Os problemas da direita

Correio da Cidadania

WPO | ART | CCD | Os problemas da direita, n. 497, 29 abr. 2006.

 

 

Além de ter que enfrentar um presidente da República que parece não haver sido batido por mais de seis meses de artilharia pesada da oposição (tanto de direita, quanto de esquerda), e um PT que continua merecendo uma boa preferência popular, o PSDB e o PFL estão às voltas com dificuldades internas, que demonstram bem as fraturas que ainda impedem a burguesia brasileira de unificar seus projetos e suas forças.

Numa disposição digna dos templários da idade média, o ex-governador Alckmin se impôs como candidato do PSDB, tudo fazendo crer que suas posturas mais conservadoras trariam, com mais facilidade, o PFL para ocupar a candidatura à vice-presidência e consolidar logo a aliança entre os dois partidos que melhor representam a direita brasileira na atualidade. No entanto, não foi o que ocorreu.

Apesar de a derrota de Lula ser a prioridade de ambos, como reafirma sempre o senador Bornhausen, e de Alckmin viver reiterando que, se depender dele, a chapa será PSDB e PFL, as divergências internas continuam atrapalhando o acordo entre os dois partidos. As disputas entre eles, para os governos de pelo menos cinco unidades federativas (Amazonas, Goiás, Distrito Federal, Rio de Janeiro e Santa Catarina), tornaram-se guerras intestinas. E, em três outras (Maranhão, Sergipe e Bahia), apresentam dificuldades consideráveis para serem superadas.

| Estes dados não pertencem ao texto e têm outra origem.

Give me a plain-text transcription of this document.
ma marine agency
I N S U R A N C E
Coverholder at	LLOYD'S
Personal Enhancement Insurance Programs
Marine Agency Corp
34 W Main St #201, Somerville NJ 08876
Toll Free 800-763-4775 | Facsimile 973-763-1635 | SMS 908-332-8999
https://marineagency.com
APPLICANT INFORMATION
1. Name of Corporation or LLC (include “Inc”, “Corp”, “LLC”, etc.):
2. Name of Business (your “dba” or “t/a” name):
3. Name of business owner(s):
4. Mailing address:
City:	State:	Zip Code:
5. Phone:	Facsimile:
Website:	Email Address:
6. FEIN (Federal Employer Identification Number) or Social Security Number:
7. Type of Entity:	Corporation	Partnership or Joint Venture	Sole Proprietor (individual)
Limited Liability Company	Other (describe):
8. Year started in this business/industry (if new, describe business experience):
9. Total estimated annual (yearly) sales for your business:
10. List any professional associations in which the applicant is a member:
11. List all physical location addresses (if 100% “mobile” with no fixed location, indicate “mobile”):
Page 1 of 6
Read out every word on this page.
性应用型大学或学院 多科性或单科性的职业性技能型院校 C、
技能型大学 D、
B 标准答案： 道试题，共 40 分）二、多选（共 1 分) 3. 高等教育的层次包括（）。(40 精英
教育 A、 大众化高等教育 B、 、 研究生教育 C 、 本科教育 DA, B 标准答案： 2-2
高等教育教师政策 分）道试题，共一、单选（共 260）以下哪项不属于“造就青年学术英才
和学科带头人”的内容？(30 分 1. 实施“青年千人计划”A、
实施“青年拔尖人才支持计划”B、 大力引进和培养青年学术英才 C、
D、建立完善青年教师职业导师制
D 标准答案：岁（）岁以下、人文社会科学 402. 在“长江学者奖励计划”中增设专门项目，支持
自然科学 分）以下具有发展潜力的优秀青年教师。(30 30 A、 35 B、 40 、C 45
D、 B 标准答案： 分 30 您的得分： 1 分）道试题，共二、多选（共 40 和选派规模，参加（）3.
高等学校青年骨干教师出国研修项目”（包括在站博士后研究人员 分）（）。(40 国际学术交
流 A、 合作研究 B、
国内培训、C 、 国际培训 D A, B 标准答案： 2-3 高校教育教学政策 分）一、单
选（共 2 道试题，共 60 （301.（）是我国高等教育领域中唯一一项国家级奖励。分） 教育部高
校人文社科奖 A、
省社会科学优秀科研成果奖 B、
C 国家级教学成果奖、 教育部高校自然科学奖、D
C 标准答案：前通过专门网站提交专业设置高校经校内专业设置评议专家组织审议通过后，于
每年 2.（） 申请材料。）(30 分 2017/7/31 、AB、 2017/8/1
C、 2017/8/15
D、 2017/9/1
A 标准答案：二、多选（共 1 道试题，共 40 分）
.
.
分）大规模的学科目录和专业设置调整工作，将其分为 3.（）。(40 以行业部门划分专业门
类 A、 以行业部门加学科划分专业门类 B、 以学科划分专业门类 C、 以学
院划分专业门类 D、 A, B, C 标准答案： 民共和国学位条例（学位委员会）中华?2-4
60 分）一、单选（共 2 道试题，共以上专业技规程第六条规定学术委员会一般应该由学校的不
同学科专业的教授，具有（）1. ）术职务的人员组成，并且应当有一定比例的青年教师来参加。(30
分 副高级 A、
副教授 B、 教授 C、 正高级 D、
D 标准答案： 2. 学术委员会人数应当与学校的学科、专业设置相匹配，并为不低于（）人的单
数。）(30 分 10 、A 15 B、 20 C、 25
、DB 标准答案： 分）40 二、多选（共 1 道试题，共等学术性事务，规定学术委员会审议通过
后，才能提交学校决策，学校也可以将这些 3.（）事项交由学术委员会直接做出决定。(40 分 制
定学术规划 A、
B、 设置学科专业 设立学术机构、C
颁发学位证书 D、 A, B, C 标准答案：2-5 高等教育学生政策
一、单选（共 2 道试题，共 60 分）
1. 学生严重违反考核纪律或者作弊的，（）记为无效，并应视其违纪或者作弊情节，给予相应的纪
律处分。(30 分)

Para complicar ainda mais a situação, o prefeito César Maia, da cidade do Rio de Janeiro, que era o pré-candidato do PFL à presidência, declarou publicamente que é possível que o PFL não indique o vice na chapa tucana. É verdade que essa declaração parece estar cheirando a uma estratégia de chantagem pefelista, para arrancar o máximo de concessões do PSDB nos acordos em torno das candidaturas a governador. Por outro lado, também é possível que isso esconda uma postura de espera, para ver até onde a candidatura Alckmin tem potencial para deslanchar.

Porém, essas manifestações da superfície apenas mascaram que, na base de todas elas, devem estar as promessas sinceras de Alckmin, de que vai priorizar a Área de Livre Comércio das Américas – ALCA, retomar as privatizações, colocar de lado as políticas sociais e de direitos humanos e reduzir ainda mais o papel do Estado. Algo não só extremamente anti-popular, mas também difícil de ser aceito por parcelas consideráveis da própria burguesia nativa. Essas parcelas sabem o que lhes custou o mesmo tipo de política, levada a cabo por FHC. Nessas condições, PSDB e PFL vão terminar por se aliar, mas com fraturas e seqüelas que refletem as divisões em sua base social.

 

Wladimir Pomar é escritor e analista político.